Piketty l'exprime clairement : « L'inégalité r > g implique que les patrimoines issus du passé se recapitalisent plus vite que le rythme de progression de la production et des salaires. Cette inégalité exprime une contradiction logique fondamentale. L'entrepreneur tend inévitablement à se transformer en rentier, et à dominer de plus en plus fortement ceux qui ne possèdent que leur travail. Une fois constitué, le capital se reproduit tout seul, plus vite que s'accroît la production. Le passé dévore l'avenir » (p. 621)

Le Québec et le 1 %

Lors du mouvement Occupy, de nombreux commentateurs québécois avaient argumenté que notre société vivait bien sûr des inégalités, mais qu'elle était plus juste que les autres économies avec lesquelles nous sommes pourtant en concurrence. Le fameux modèle québécois. Et bien cela est vrai et le demeure toujours. Un autre ouvrage publié il y a quelques semaines chez Fides, sous la direction d'Alain Noël et de Miriam Fahmy, avec le concours de l'Institut du Nouveau Monde, intitulé Miser sur l'égalité en témoigne.

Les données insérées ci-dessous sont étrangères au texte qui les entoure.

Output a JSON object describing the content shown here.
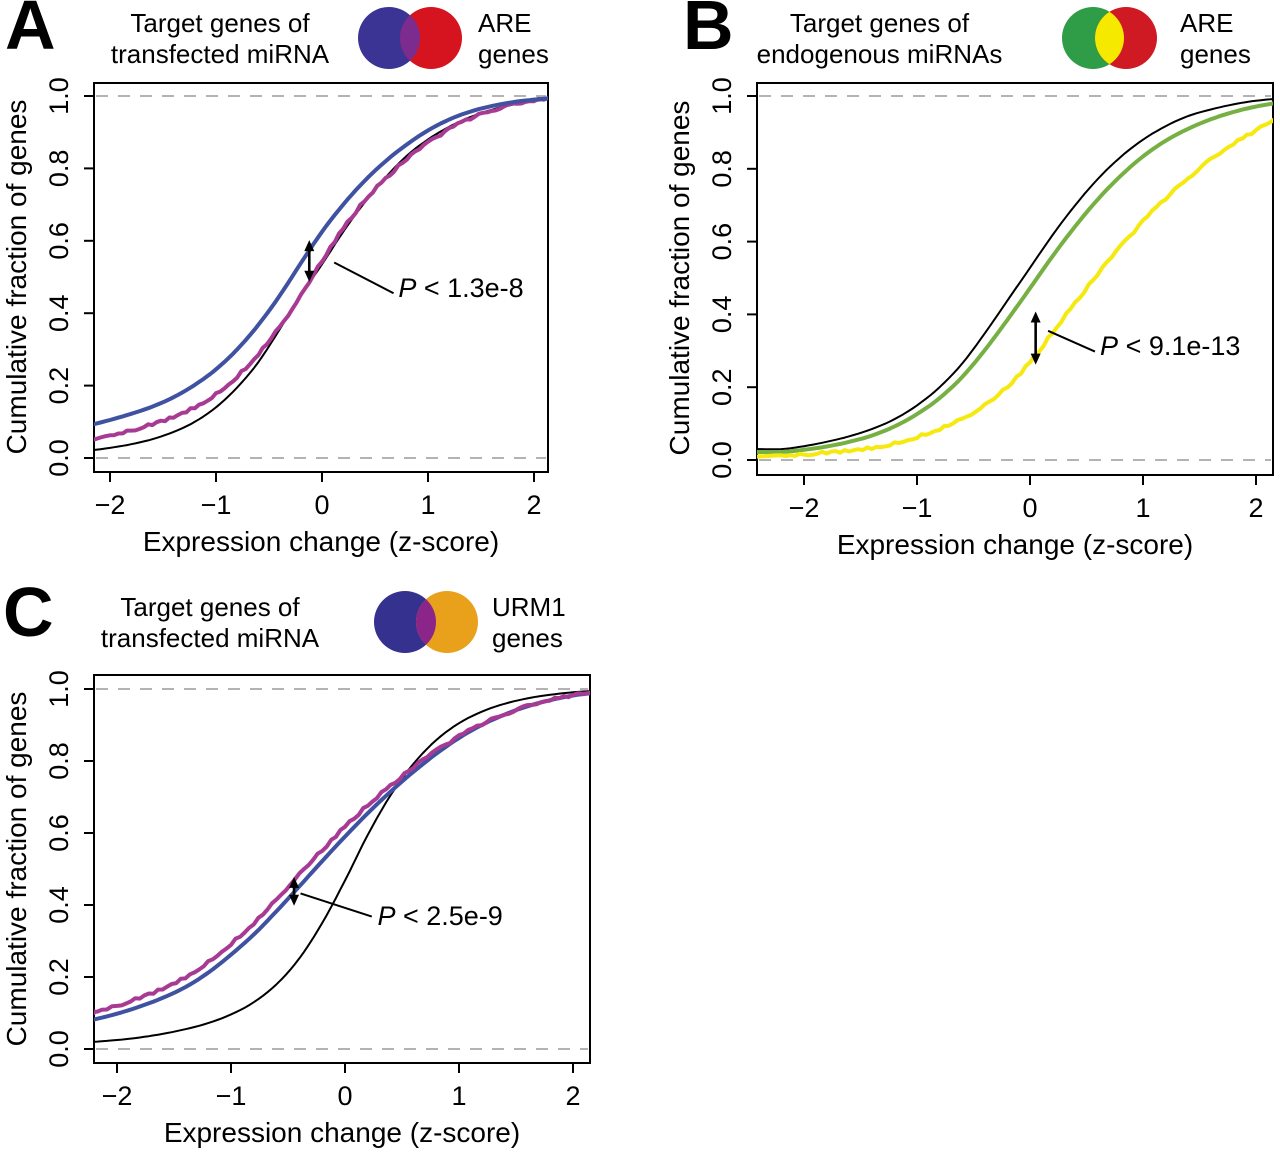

Dans un article de ce livre, Jean-Michel Cousineau fait la démonstration que la distribution et la redistribution des revenus au Québec par les paiements de transfert, l'impôt sur le revenu, les politiques de tarifs et les programmes sociaux permettent aux gens d'ici de vivre une plus grande égalité des revenus, mais cela ne vient pas du tout faire disparaître la tendance irrésistible de fond que met à jour l'étude de Piketty. (p. 37-49)

Dans l'introduction du même ouvrage, Alain Noël affirme que le Québec « ... a relativement bien résisté à la hausse des inégalités » (p 26) comparativement à la majeure partie des économies des pays de l'OCDE et de toutes les grandes provinces du Canada, mais que les « progrès ont été inégaux. »

Agir pour le bien commun

Dans les prochaines semaines, soyons attentifs aux discours que nous tiendra le gouvernement Couillard par l'intermédiaire de ses principaux ténors économiques que sont les ministres Martin Coiteux et Carlos Leitao. Écoutons-les pour constater si l'existence des inégalités de revenus et la taxation des rentiers du capital seront dans leur discours. J'en doute.

Ces économistes de grands talents ont été formés selon les théories économiques classiques et néo-classiques. Traditionnellement des approches ne faisant aucune place aux inégalités sociales et économiques dans leurs modèles. Il n'est pas étonnant qu'une pétition circule au Québec issue des associations d'étudiants en économie pour revendiquer une plus grande diversité des cursus de cours dans nos universités en économie. Les associations étudiantes plaident pour une plus grande collaboration entre toutes les sciences humaines et sociales. C'est dans l'air du temps!

Chose certaine, le 1 % des plus riches qui s'enrichissent plus rapidement avec leurs rentes du capital que les 99 % qui doivent vivre de leur travail ont tout à gagner d'une politique d'austérité budgétaire et du ralentissement des dépenses de l'État et les 99 % de la population continueront de s'appauvrir et de voir leur planète mourir à petit feu au gré de l'appât du gain de ce puissant 1 %. Le passé dévorera l'avenir...

Lectures recommandées :

Thomas Piketty, Le capital au XXIe siècle, Paris, éditions du Seuil, 2013, 632 p.

Alain Noël et Miriam Fahmy, Dir, Miser sur l'égalité : l'argent, le pouvoir et la liberté, Montréal, Fides, 2014, 271 p.